In an age of rising nationalism, many people—myself included—are at least on some level wondering what the whole concept of nationhood should mean in the post-colonial world.  The myriad issues relating to immigration here and particularly in Europe are part of this as well. As is the cardinal question of what it could or should mean for a nation to embrace a specific culture and to promote that culture to the exclusion of others. Sometimes, the issues involved are benign or, at the very least, not oppressive. (I have no clear idea why Christmas should be a federal holiday in a nation that has no state religion, but I’ve long since stopped fretting about it.) But other times the effects of enshrining a national culture in law are profound. So the larger question is really whether the concept of a national state with its own culture—and the attendant baggage that culture brings along in its wake—whether that idea is something that deserves a place at the table, so to speak, in the twenty-first century…or whether it should be consigned to the dustbin of history along with its malign offspring: ultra-nationalism, ethnocentrism, racism, and xenophobia. Or should the idea be specifically not to pitch out the baby with the bathwater and so to attempt thoughtfully and rationally to pursue a policy that promotes the healthy growth of a nation’s chosen identity without allowing its policies to veer off into intolerance or prejudice?

In the end, there are nations and there are nations.
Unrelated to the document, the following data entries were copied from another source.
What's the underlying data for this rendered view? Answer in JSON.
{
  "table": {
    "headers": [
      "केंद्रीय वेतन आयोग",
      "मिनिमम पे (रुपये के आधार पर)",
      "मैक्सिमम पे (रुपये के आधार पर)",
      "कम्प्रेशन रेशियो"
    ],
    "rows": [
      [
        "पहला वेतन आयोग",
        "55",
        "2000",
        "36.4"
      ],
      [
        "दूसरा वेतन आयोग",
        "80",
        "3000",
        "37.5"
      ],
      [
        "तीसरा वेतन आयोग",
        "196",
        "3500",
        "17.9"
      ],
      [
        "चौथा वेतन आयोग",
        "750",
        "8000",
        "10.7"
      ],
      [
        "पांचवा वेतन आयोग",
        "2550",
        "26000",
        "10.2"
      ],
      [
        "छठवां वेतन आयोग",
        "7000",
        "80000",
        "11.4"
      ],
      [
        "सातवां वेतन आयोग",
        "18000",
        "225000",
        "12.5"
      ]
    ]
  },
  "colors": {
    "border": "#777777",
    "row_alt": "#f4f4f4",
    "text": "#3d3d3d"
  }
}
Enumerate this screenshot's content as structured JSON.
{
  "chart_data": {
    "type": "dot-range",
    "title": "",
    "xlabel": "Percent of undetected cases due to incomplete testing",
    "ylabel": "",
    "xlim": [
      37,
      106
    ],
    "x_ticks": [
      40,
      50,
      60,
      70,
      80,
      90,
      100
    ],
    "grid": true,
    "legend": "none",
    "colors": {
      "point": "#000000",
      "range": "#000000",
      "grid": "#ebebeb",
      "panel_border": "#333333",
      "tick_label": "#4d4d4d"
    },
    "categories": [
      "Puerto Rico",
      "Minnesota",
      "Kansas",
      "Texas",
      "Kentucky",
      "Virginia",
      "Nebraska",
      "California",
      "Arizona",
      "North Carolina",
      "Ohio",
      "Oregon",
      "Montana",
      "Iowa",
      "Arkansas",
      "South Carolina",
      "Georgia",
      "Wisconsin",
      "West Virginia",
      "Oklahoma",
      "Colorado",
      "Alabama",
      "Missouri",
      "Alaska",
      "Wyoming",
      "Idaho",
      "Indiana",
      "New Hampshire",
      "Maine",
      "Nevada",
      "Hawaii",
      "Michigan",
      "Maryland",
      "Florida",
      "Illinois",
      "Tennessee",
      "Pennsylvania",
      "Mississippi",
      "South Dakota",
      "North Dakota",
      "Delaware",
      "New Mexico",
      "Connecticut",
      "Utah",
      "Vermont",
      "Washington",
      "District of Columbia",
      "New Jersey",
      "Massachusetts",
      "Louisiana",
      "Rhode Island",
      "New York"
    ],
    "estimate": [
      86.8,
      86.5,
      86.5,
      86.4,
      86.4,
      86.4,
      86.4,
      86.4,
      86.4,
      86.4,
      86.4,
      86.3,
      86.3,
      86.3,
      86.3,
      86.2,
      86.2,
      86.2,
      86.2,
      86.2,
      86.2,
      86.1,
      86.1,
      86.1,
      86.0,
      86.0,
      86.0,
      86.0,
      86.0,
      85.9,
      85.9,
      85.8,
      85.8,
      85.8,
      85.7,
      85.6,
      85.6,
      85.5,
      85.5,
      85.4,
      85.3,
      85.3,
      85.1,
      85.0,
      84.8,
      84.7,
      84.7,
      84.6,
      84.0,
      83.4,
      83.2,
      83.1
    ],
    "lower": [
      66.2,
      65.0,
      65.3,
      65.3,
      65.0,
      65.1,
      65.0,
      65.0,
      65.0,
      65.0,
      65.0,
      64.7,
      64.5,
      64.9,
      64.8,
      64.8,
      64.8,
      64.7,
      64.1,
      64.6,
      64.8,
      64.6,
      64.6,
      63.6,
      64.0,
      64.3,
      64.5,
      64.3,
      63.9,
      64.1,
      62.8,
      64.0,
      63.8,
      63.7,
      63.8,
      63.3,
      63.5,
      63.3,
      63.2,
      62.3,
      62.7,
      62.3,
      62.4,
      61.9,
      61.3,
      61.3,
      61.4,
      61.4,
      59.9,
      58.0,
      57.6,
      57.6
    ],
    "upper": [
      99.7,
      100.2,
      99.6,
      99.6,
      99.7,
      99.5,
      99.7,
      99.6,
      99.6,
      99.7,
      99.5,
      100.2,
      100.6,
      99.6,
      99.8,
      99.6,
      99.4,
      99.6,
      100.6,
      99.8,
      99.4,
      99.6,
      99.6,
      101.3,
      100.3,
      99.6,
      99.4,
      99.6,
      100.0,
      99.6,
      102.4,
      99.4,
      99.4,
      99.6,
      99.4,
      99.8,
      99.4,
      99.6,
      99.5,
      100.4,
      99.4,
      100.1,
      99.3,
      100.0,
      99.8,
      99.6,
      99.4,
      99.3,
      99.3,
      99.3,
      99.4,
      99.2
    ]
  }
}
Some, like Israel, are the sole nation-states of an indigenous people whose land has been occupied over long centuries by a long list of foreign invaders and colonialists. Nations like that—Armenia, Finland, South Korea, or Estonia would be good examples of others—have, it seems to me, a reasonable right to promote their national heritage as long as that formal effort does not result in untoward discrimination towards citizens merely because they self-define culturally differently. Our own nation promotes American culture in countless ways. So do most countries. To single out Israel for opprobrium because of its wish to see itself as the embodiment of the national aspirations of the Jewish people is to deny it a right easily and almost automatically offered to every other nation. And that, it seems to me, is defensible solely by arguing that ultimately the Jewish people has no right to its own nation, its own national culture, or the pursuit of its own national aspirations. I’m sure there are people out there who think just that. But I’m far less sure why anyone who does not feel that way would be enraged by the Knesset’s decision to ratify as law the principles that have guided Israel since 1948.  The timing may have been controversial. There may even have been no specific need to undertake this specific action at this specific moment in history. But, in my opinion, the Basic Law itself seems a reasonable attempt to enshrine in law values that have been part of Israel’s national sense of purpose and identity for the entire length of its history as a modern state.